- Born: Lawrence Finkelstein May 14, 1913 Syracuse, New York, U.S.
- Died: April 3, 2000 (aged 86) Long Island, New York, U.S.
- Occupation: Broadcast pioneer

= Larry Finley =

American radio and television pioneer

Larry Finley (May 14, 1913 – April 3, 2000) was an American late-night broadcast pioneer, as well a leader in the audiotape (I.T.C.C. - International Tape Cartridge Corporation and NAL - North American Leisure Corporation) and videotape business and the founder of the Progressive Broadcasting System (PBS) radio network.

==Biography==
Born and raised in Syracuse, New York, Finley became a nightclub manager in his hometown at age 18 before moving to Los Angeles, California in the 1930s and opening a chain of jewelry stores. In the 1940s, he became a business partner with musicians Tommy and Jimmy Dorsey in ownership of the Casino Gardens Ballroom in San Diego, where he also owned radio station KSDJ. He created his own TV production company, Finley Productions, Inc., the first such operation on the West Coast.

In 1945, Larry unsuccessfully filed a lawsuit against MCA Inc. for $3,000,000, claiming there was a conspiracy to restrain trade, and operating a monopoly.

Finley produced and hosted radio and TV shows in Los Angeles, including The Larry Finley Show, broadcast nightly from his restaurant on the Sunset Strip in Hollywood; as well as Strictly Informal, Dinner At Eight, and Music is My Beat, the first TV shows to be kinescoped and aired by the Armed Forces Television Network to troops in Korea.

It was towards the early 1950s that Finley launched PBS as an attempt at a fifth nationwide radio network. The network existed from November 26, 1950 until January 31, 1951.

In 1965, Finley founded & became President and CEO of the International Tape Cartridge Corporation (I.T.C.C.). He acquired the audio tape rights from 57 record labels and became the largest provider of music entertainment on pre-recorded tape. Then in late 1968 he formed NAL (North American Leisure Corp.) which also produced Music Tape Cartridges and Cassette Tapes and wanted to expand into other phases of the entertainment industry.

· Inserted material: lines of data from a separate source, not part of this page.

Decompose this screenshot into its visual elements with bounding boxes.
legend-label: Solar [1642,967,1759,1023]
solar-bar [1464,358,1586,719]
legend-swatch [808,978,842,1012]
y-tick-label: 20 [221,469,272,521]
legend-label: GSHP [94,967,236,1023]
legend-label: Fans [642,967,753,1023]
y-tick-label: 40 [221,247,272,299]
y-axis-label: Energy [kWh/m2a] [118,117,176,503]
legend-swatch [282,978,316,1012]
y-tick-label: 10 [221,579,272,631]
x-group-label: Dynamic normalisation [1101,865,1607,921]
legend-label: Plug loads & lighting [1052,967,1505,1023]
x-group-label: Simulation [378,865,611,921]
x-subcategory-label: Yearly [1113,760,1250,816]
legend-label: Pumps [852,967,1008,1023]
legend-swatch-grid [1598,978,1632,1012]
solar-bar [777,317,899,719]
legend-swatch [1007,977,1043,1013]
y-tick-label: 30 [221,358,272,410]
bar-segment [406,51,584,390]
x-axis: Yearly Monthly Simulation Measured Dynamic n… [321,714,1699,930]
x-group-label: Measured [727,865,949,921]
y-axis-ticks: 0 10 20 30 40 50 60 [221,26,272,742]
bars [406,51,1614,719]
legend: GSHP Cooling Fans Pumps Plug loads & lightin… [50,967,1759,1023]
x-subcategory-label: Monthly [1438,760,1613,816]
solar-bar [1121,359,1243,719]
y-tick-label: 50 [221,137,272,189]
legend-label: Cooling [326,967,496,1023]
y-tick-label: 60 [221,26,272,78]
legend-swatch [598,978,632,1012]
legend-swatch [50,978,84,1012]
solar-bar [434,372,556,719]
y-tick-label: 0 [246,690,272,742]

In 1970, he founded the International Tape Association, which is now known as the International Recording Media Association (IRMA), at a time when audio tape products were still finding their market and he also helped standardize the various types of audiotapes.

Finley died April 2000, on Long Island, New York at age 86.

==Honors and awards==
Among the honors he received during his lifetime were: The Los Angeles City of Hope's Annual Torch Bearer Award in 1955, Time-Life Magazine's Man of the Decade Award in 1980, induction into the Video Hall of Fame in 1984, and in 1998 he received the Lifetime Achievement Award of the Vision Fund of America.